Die Warnung wurde vom kubanischen Meteorologen Raydel Ruisánchez herausgegeben, der in einem Beitrag auf seinem Facebook-Profil erklärte, dass diese Ereignisse auf die vorhergehende Aktivität eines Kaltfronts zurückzuführen sind, der häufige Regenschauer, Gewitter und mögliche lokale Überschwemmungen verursacht.

„Diese Regenfälle können lokal stark sein“, warnte Ruisánchez und bat die Bevölkerung um Vorsicht, insbesondere in niedrig gelegenen Gebieten oder solchen mit schlechtem Abfluss, aufgrund der Gefahr plötzlicher Überschwemmungen.
Er warnte auch vor der Möglichkeit von elektrischen Entladungen und Windstärken während des Durchzugs der Stürme.

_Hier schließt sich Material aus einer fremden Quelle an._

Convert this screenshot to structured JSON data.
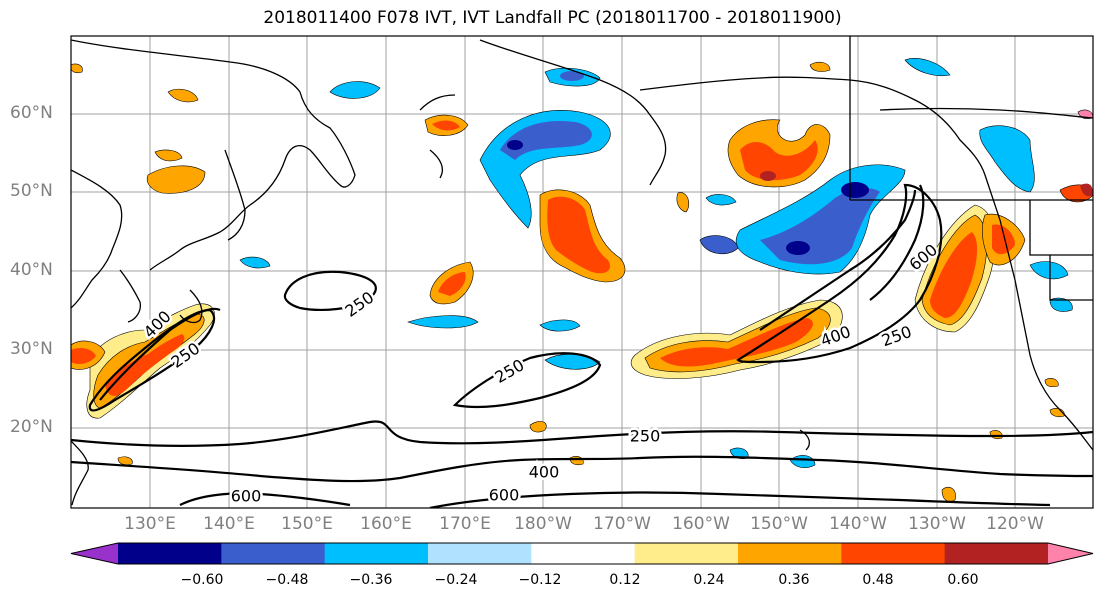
{
  "title": "2018011400 F078 IVT, IVT Landfall PC (2018011700 - 2018011900)",
  "lat_labels": [
    "60°N",
    "50°N",
    "40°N",
    "30°N",
    "20°N"
  ],
  "lon_labels": [
    "130°E",
    "140°E",
    "150°E",
    "160°E",
    "170°E",
    "180°W",
    "170°W",
    "160°W",
    "150°W",
    "140°W",
    "130°W",
    "120°W"
  ],
  "contour_labels": [
    "250",
    "400",
    "250",
    "250",
    "600",
    "400",
    "250",
    "250",
    "400",
    "600",
    "600"
  ],
  "colorbar": {
    "colors": [
      "#9932cc",
      "#00008b",
      "#3a5fcd",
      "#00bfff",
      "#b0e2ff",
      "#ffffff",
      "#ffec8b",
      "#ffa500",
      "#ff4500",
      "#b22222",
      "#ff82ab"
    ],
    "labels": [
      "−0.60",
      "−0.48",
      "−0.36",
      "−0.24",
      "−0.12",
      "0.12",
      "0.24",
      "0.36",
      "0.48",
      "0.60"
    ]
  }
}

In einem früheren Beitrag hatte der Spezialist erklärt, dass die Kaltfront sich in der Nähe des westlichen Endes von Kuba befindet. Seit heute Morgen wurden in der westlichen Region vereinzelte Regenschauer und Regenfälle verzeichnet, die mit einem feuchteren und instabileren Luftstrom aus dem Süden verbunden sind, der dem Frontensystem vorausgeht.
Die Front erstreckt sich vom westlichen Atlantik bis zum Nordwesten der Karibik und erzeugt üppige Bewölkung sowie heftige Regenschauer, Regen und Gewitter. Es wird erwartet, dass sie sich langsam nach Osten bewegt und am Nachmittag den Westen Kubas erreicht, wobei örtlich starke Niederschläge möglich sind.
Ruisánchez hat kürzlich gewarnt, dass eine Kaltfront am Dienstag den Westen Kubas erreichen wird, und dabei darauf hingewiesen, dass die niedrigsten Temperaturen am Donnerstag gemessen werden.
In seiner Mitteilung kündigte er an, dass ab morgen früh die Bewölkung zunehmen werde, mit der Möglichkeit von Schauern, die am Nachmittag häufiger auftreten könnten, ohne die Möglichkeit einiger Gewitter auszuschließen.
"Der Wind wird variabel und schwach sein, zwischen Südwest und West mit Geschwindigkeiten von 10 bis 25 km/h wehen. Für Mittwoch, den 9., wird er aus dem Norden mit Geschwindigkeiten von 15 bis 30 km/h wehen. Was den Zustand des Meeres betrifft, so wird zu Beginn wenig Welle erwartet, die allmählich zunehmen wird, bis es an der nordwestlichen Küste zu Seegang kommt", sagte er.
Häufig gestellte Fragen zu Regen und Stürmen im Westen Kubas
Was ist die Ursache für die starken Regenfälle und Stürme im Westen Kubas?
Die starken Regenfälle und Gewitter, die den Westen Kubas betreffen, sind auf die vorherige Aktivität einer Kaltfront zurückzuführen, die Regenschauer und Gewitter verursacht. Dieses Phänomen führt zu instabilen Wetterbedingungen mit erheblichen Wassermengen in kurzer Zeit.
Welche Regionen Kubas sind am stärksten von den Regenfällen betroffen?
Die am stärksten von Regenfällen und Gewittern betroffenen Provinzen sind Artemisa, Havanna und das Grenzgebiet zwischen Mayabeque und Matanzas. Diese Regionen erleben instabile Wetterbedingungen mit Hochwassergefahren aufgrund von Wassermengenansammlungen.
Welche Risiken gehen mit den aktuellen Regenfällen in Kuba einher?
Die aktuellen Regenfälle im Westen Kubas können lokale Überschwemmungen verursachen, insbesondere in tiefgelegenen oder schlecht entwässerten Gebieten. Darüber hinaus besteht das Risiko von Blitzeinschlägen und Böen während der Stürme.
Welche Vorsichtsmaßnahmen werden in Kuba bei Gewittern empfohlen?
Es wird der Bevölkerung geraten, Vorsichtsmaßnahmen bei starken Regenfällen und möglichen Überschwemmungen zu treffen, insbesondere in anfälligen Gebieten. Es ist wichtig, sich während Gewitter nicht im Freien aufzuhalten und Gegenstände zu sichern, die durch den Wind bewegt werden könnten.